Known for its laissez-faire attitude, Thailand has positioned itself as a holiday destination for gay couples and could soon be cashing in on another niche market if a proposed law makes it the first Asian country to legalise gay marriage.
Other Southeast Asian countries such as Myanmar, Malaysia, Singapore and Brunei ban sexual relationships between men, but Thailand has become a regional haven for same-sex couples.
A civil partnership law in the works aims to give lesbian, gay, bisexual and transgender (LGBT) couples the same rights as heterosexuals. One lawmaker sees it passing by next year.
Same-sex unions are not currently recognised under Thai law, which defines marriage as between a man and a woman. That stops gay couples applying for joint bank loans or medical insurance.

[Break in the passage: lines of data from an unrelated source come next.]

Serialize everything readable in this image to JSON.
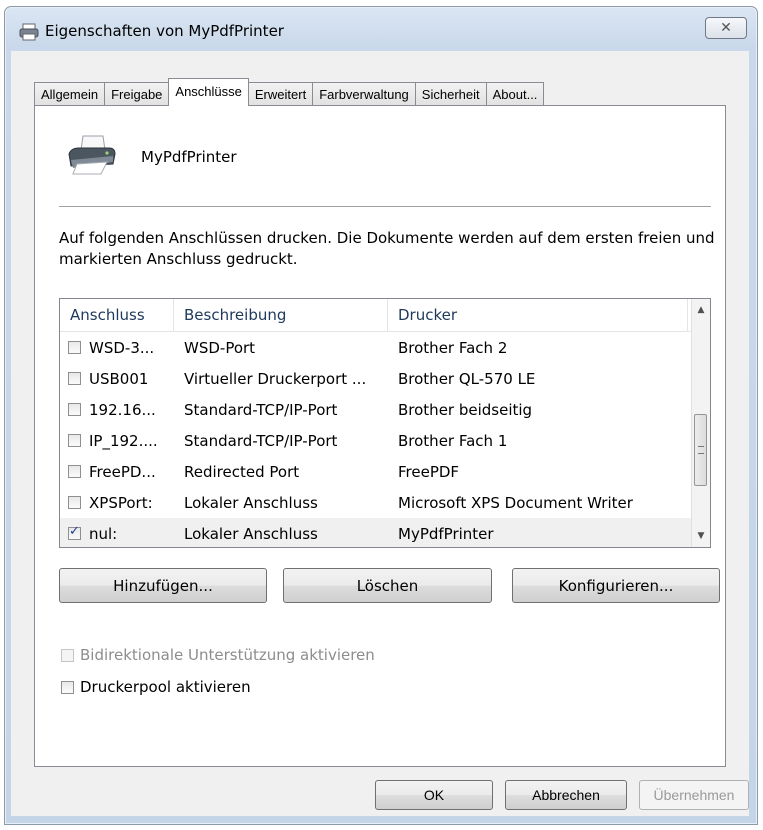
{
  "window": {
    "title": "Eigenschaften von MyPdfPrinter",
    "close_glyph": "✕"
  },
  "tabs": [
    {
      "label": "Allgemein"
    },
    {
      "label": "Freigabe"
    },
    {
      "label": "Anschlüsse",
      "active": true
    },
    {
      "label": "Erweitert"
    },
    {
      "label": "Farbverwaltung"
    },
    {
      "label": "Sicherheit"
    },
    {
      "label": "About..."
    }
  ],
  "printer": {
    "name": "MyPdfPrinter",
    "icon": "printer-icon"
  },
  "description": "Auf folgenden Anschlüssen drucken. Die Dokumente werden auf dem ersten freien und markierten Anschluss gedruckt.",
  "ports": {
    "headers": [
      "Anschluss",
      "Beschreibung",
      "Drucker"
    ],
    "rows": [
      {
        "port": "WSD-3...",
        "description": "WSD-Port",
        "printer": "Brother Fach 2",
        "checked": false
      },
      {
        "port": "USB001",
        "description": "Virtueller Druckerport ...",
        "printer": "Brother QL-570 LE",
        "checked": false
      },
      {
        "port": "192.16...",
        "description": "Standard-TCP/IP-Port",
        "printer": "Brother beidseitig",
        "checked": false
      },
      {
        "port": "IP_192....",
        "description": "Standard-TCP/IP-Port",
        "printer": "Brother Fach 1",
        "checked": false
      },
      {
        "port": "FreePD...",
        "description": "Redirected Port",
        "printer": "FreePDF",
        "checked": false
      },
      {
        "port": "XPSPort:",
        "description": "Lokaler Anschluss",
        "printer": "Microsoft XPS Document Writer",
        "checked": false
      },
      {
        "port": "nul:",
        "description": "Lokaler Anschluss",
        "printer": "MyPdfPrinter",
        "checked": true,
        "selected": true
      }
    ]
  },
  "buttons": {
    "add": "Hinzufügen...",
    "delete": "Löschen",
    "configure": "Konfigurieren..."
  },
  "options": {
    "bidirectional": {
      "label": "Bidirektionale Unterstützung aktivieren",
      "checked": false,
      "enabled": false
    },
    "pool": {
      "label": "Druckerpool aktivieren",
      "checked": false,
      "enabled": true
    }
  },
  "footer": {
    "ok": "OK",
    "cancel": "Abbrechen",
    "apply": "Übernehmen"
  }
}
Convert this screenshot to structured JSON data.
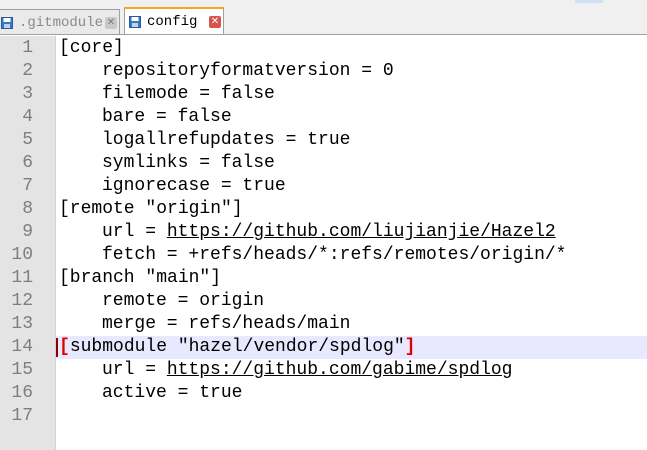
{
  "tabs": [
    {
      "label": ".gitmodules",
      "active": false
    },
    {
      "label": "config",
      "active": true
    }
  ],
  "tab_close_glyph": "✕",
  "colors": {
    "active_tab_accent": "#f5a623",
    "current_line_bg": "#e8e8ff",
    "brace_highlight": "#e00000",
    "gutter_bg": "#e4e4e4"
  },
  "current_line": 14,
  "editor": {
    "lines": [
      {
        "number": "1",
        "indent": false,
        "text": "[core]"
      },
      {
        "number": "2",
        "indent": true,
        "text": "repositoryformatversion = 0"
      },
      {
        "number": "3",
        "indent": true,
        "text": "filemode = false"
      },
      {
        "number": "4",
        "indent": true,
        "text": "bare = false"
      },
      {
        "number": "5",
        "indent": true,
        "text": "logallrefupdates = true"
      },
      {
        "number": "6",
        "indent": true,
        "text": "symlinks = false"
      },
      {
        "number": "7",
        "indent": true,
        "text": "ignorecase = true"
      },
      {
        "number": "8",
        "indent": false,
        "text": "[remote \"origin\"]"
      },
      {
        "number": "9",
        "indent": true,
        "prefix": "url = ",
        "link": "https://github.com/liujianjie/Hazel2"
      },
      {
        "number": "10",
        "indent": true,
        "text": "fetch = +refs/heads/*:refs/remotes/origin/*"
      },
      {
        "number": "11",
        "indent": false,
        "text": "[branch \"main\"]"
      },
      {
        "number": "12",
        "indent": true,
        "text": "remote = origin"
      },
      {
        "number": "13",
        "indent": true,
        "text": "merge = refs/heads/main"
      },
      {
        "number": "14",
        "indent": false,
        "open": "[",
        "text": "submodule \"hazel/vendor/spdlog\"",
        "close": "]"
      },
      {
        "number": "15",
        "indent": true,
        "prefix": "url = ",
        "link": "https://github.com/gabime/spdlog"
      },
      {
        "number": "16",
        "indent": true,
        "text": "active = true"
      },
      {
        "number": "17",
        "indent": false,
        "text": ""
      }
    ]
  }
}
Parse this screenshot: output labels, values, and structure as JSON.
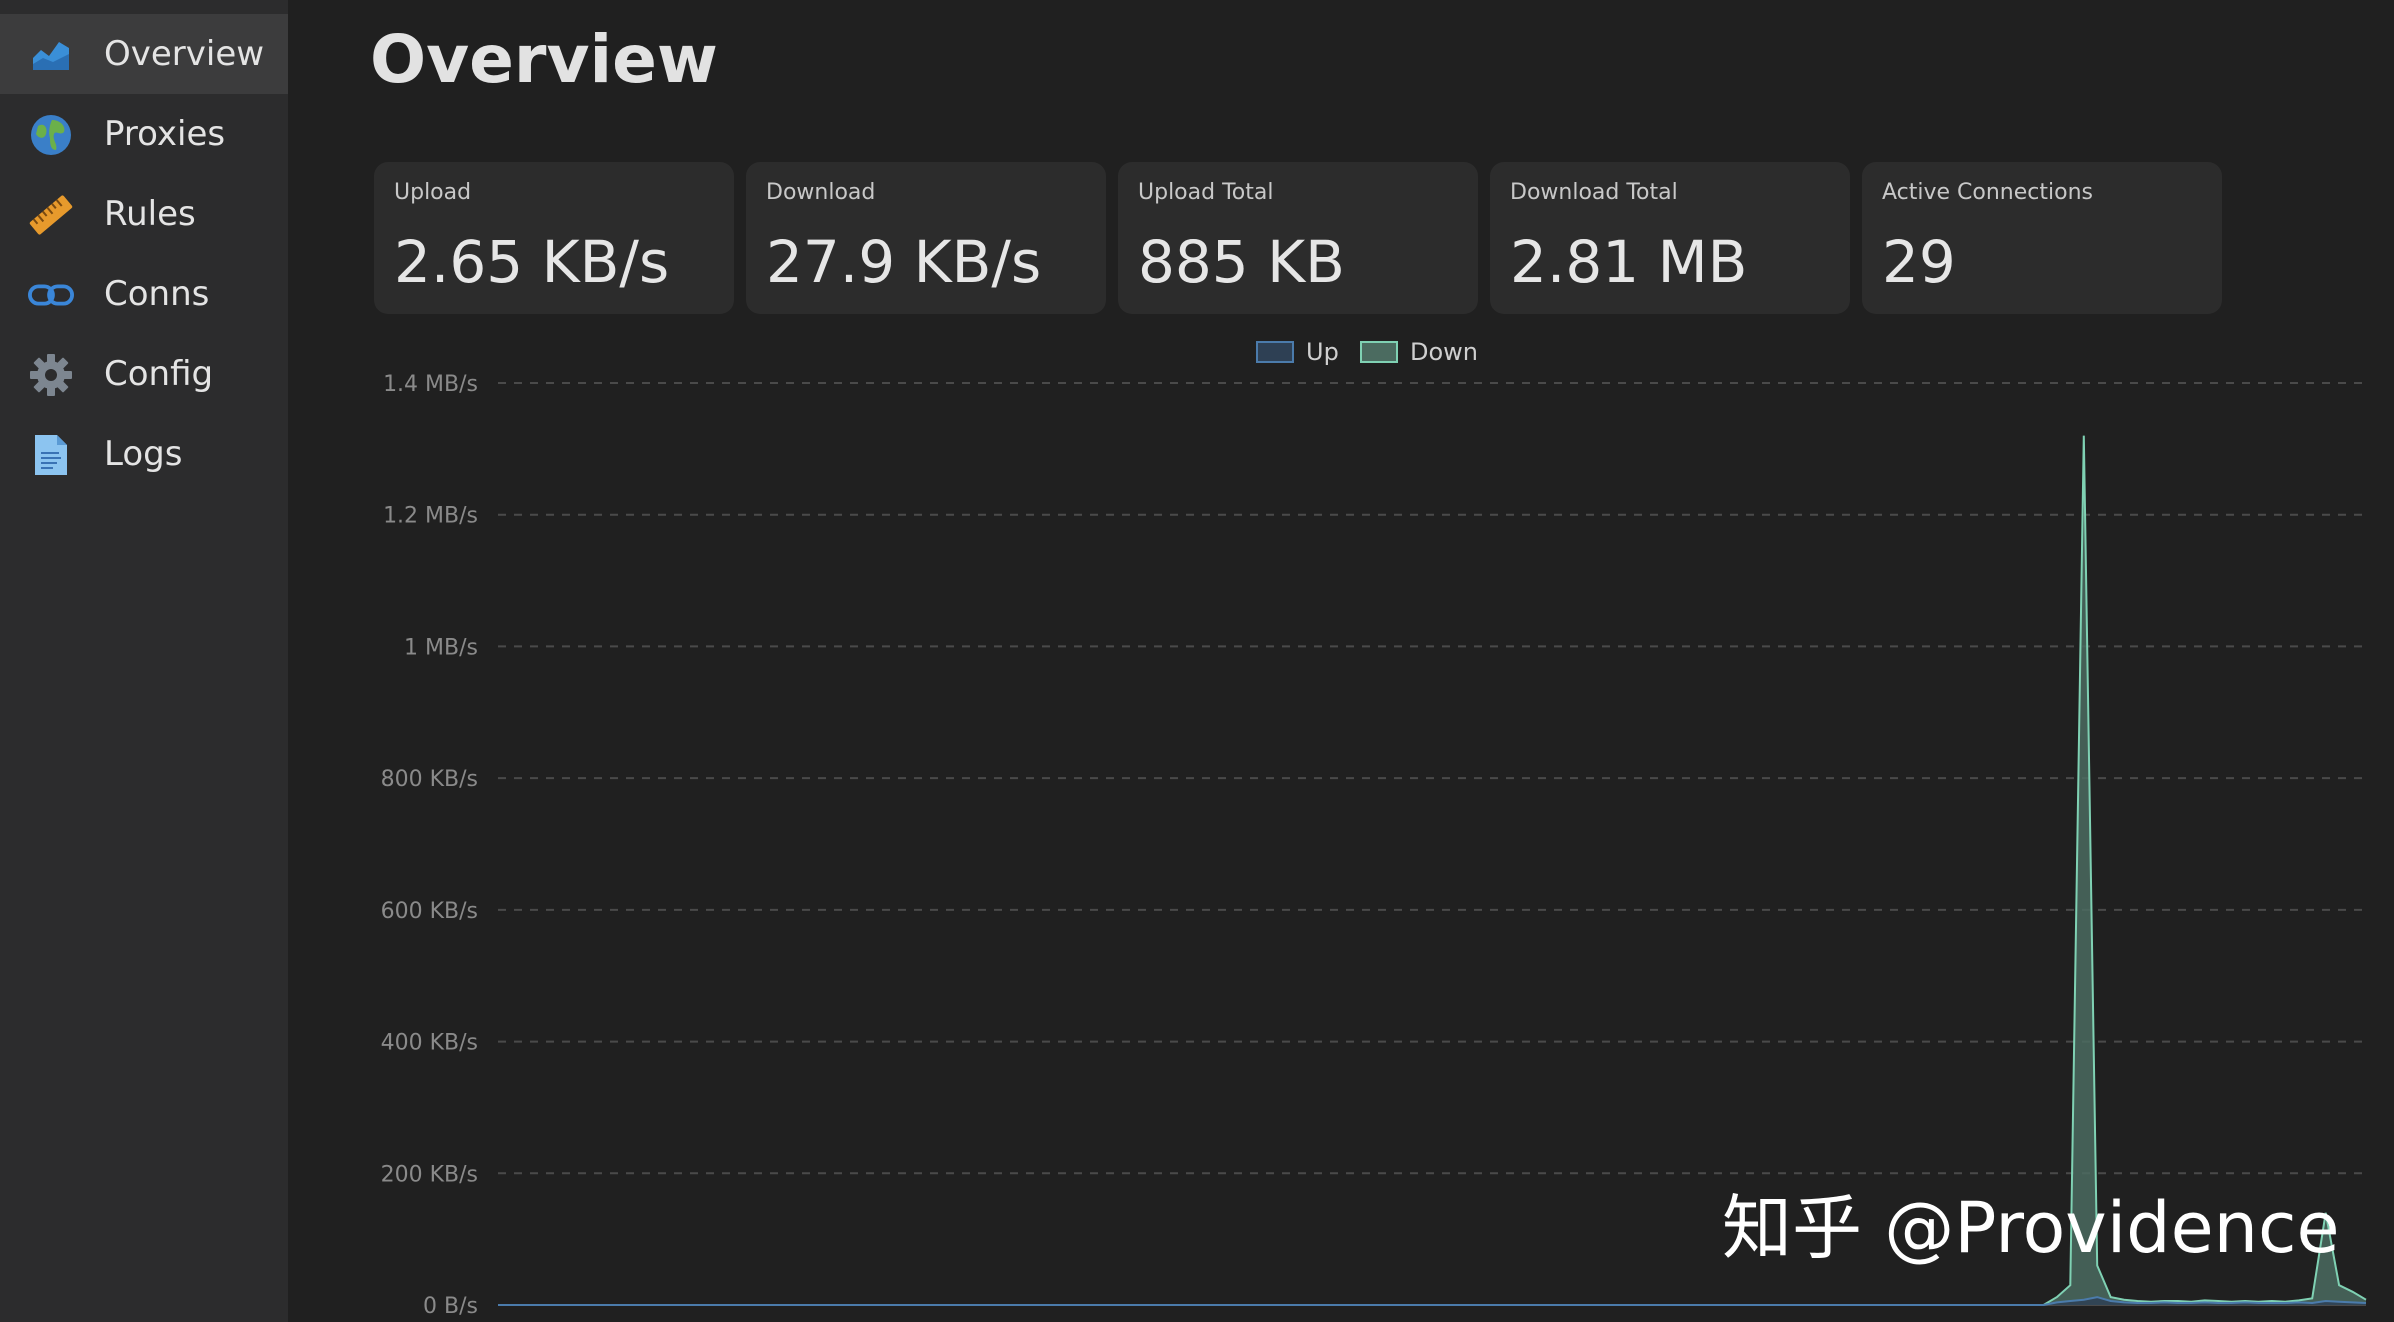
{
  "sidebar": {
    "items": [
      {
        "label": "Overview",
        "icon": "area-chart-icon",
        "active": true
      },
      {
        "label": "Proxies",
        "icon": "globe-icon",
        "active": false
      },
      {
        "label": "Rules",
        "icon": "ruler-icon",
        "active": false
      },
      {
        "label": "Conns",
        "icon": "link-icon",
        "active": false
      },
      {
        "label": "Config",
        "icon": "gear-icon",
        "active": false
      },
      {
        "label": "Logs",
        "icon": "document-icon",
        "active": false
      }
    ]
  },
  "main": {
    "title": "Overview",
    "stats": [
      {
        "label": "Upload",
        "value": "2.65 KB/s"
      },
      {
        "label": "Download",
        "value": "27.9 KB/s"
      },
      {
        "label": "Upload Total",
        "value": "885 KB"
      },
      {
        "label": "Download Total",
        "value": "2.81 MB"
      },
      {
        "label": "Active Connections",
        "value": "29"
      }
    ]
  },
  "chart_data": {
    "type": "area",
    "title": "",
    "xlabel": "",
    "ylabel": "",
    "ylim": [
      0,
      1.4
    ],
    "y_unit": "MB/s",
    "y_tick_labels": [
      "0 B/s",
      "200 KB/s",
      "400 KB/s",
      "600 KB/s",
      "800 KB/s",
      "1 MB/s",
      "1.2 MB/s",
      "1.4 MB/s"
    ],
    "grid": true,
    "legend_position": "top-center",
    "series": [
      {
        "name": "Up",
        "color": "#4b7bab",
        "fill": "#2e4054",
        "values": [
          0,
          0,
          0,
          0,
          0,
          0,
          0,
          0,
          0,
          0,
          0,
          0,
          0,
          0,
          0,
          0,
          0,
          0,
          0,
          0,
          0,
          0,
          0,
          0,
          0,
          0,
          0,
          0,
          0,
          0,
          0,
          0,
          0,
          0,
          0,
          0,
          0,
          0,
          0,
          0,
          0,
          0,
          0,
          0,
          0,
          0,
          0,
          0,
          0,
          0,
          0,
          0,
          0,
          0,
          0,
          0,
          0,
          0,
          0,
          0,
          0,
          0,
          0,
          0,
          0,
          0,
          0,
          0,
          0,
          0,
          0,
          0,
          0,
          0,
          0,
          0,
          0,
          0,
          0,
          0,
          0,
          0,
          0,
          0,
          0,
          0,
          0,
          0,
          0,
          0,
          0,
          0,
          0,
          0,
          0,
          0,
          0,
          0,
          0,
          0,
          0,
          0,
          0,
          0,
          0,
          0,
          0,
          0,
          0,
          0,
          0,
          0,
          0,
          0,
          0,
          0,
          0.004,
          0.006,
          0.008,
          0.012,
          0.006,
          0.004,
          0.003,
          0.003,
          0.004,
          0.003,
          0.003,
          0.004,
          0.003,
          0.003,
          0.004,
          0.003,
          0.003,
          0.003,
          0.004,
          0.003,
          0.006,
          0.005,
          0.004,
          0.003
        ]
      },
      {
        "name": "Down",
        "color": "#7fd1b3",
        "fill": "#4b6b60",
        "values": [
          0,
          0,
          0,
          0,
          0,
          0,
          0,
          0,
          0,
          0,
          0,
          0,
          0,
          0,
          0,
          0,
          0,
          0,
          0,
          0,
          0,
          0,
          0,
          0,
          0,
          0,
          0,
          0,
          0,
          0,
          0,
          0,
          0,
          0,
          0,
          0,
          0,
          0,
          0,
          0,
          0,
          0,
          0,
          0,
          0,
          0,
          0,
          0,
          0,
          0,
          0,
          0,
          0,
          0,
          0,
          0,
          0,
          0,
          0,
          0,
          0,
          0,
          0,
          0,
          0,
          0,
          0,
          0,
          0,
          0,
          0,
          0,
          0,
          0,
          0,
          0,
          0,
          0,
          0,
          0,
          0,
          0,
          0,
          0,
          0,
          0,
          0,
          0,
          0,
          0,
          0,
          0,
          0,
          0,
          0,
          0,
          0,
          0,
          0,
          0,
          0,
          0,
          0,
          0,
          0,
          0,
          0,
          0,
          0,
          0,
          0,
          0,
          0,
          0,
          0,
          0,
          0.012,
          0.03,
          1.32,
          0.06,
          0.012,
          0.008,
          0.006,
          0.005,
          0.006,
          0.006,
          0.005,
          0.007,
          0.006,
          0.005,
          0.006,
          0.005,
          0.006,
          0.005,
          0.007,
          0.01,
          0.14,
          0.03,
          0.02,
          0.008
        ]
      }
    ]
  },
  "watermark": {
    "text": "知乎 @Providence"
  },
  "colors": {
    "background": "#202020",
    "sidebar": "#2c2c2d",
    "sidebar_active": "#3c3c3d",
    "card": "#2c2c2c",
    "grid": "#4a4a4a",
    "tick_text": "#8a8a8a"
  }
}
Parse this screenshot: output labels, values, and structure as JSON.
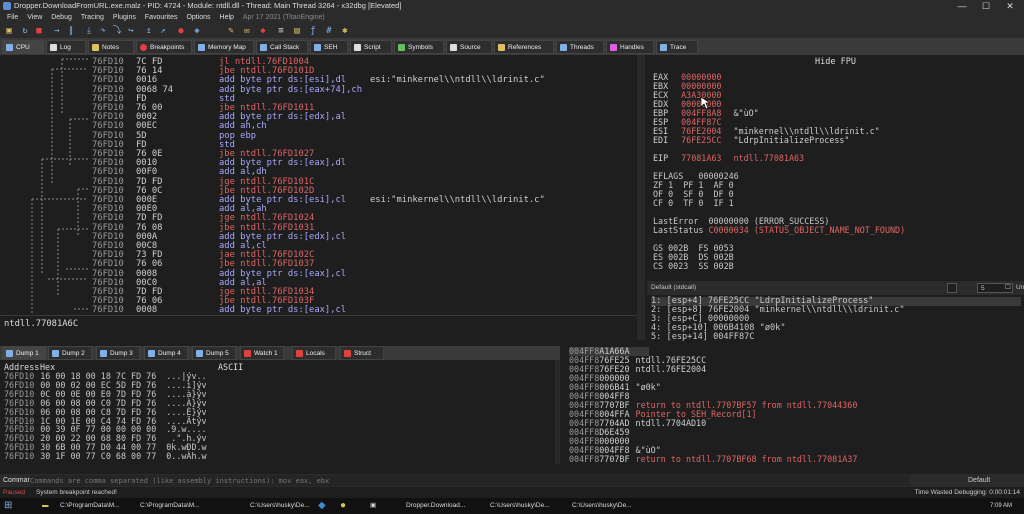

In 2012, a group of lawmakers and LGBT activists formed a committee to draft legislation recognising same-sex couples.
But critics of the law say it will not give a level playing field because it raises the age of consent to 20 from 17 for homosexual couples. For heterosexuals it is 17.
Rights activists have another problem: the law would force transgenders to register their birth gender on their marriage certificate.
Thai law makes it impossible for people to change their gender on a national identification document.
Beyond legal aspects, some wonder whether Thailand, quite conservative in many ways, is really ready to blaze this trail.
Homosexuality was decriminalised in 1956 but considered a mental illness as recently as 2002. Many Thai Buddhists believe homosexuality is a punishment for sins committed in a past life.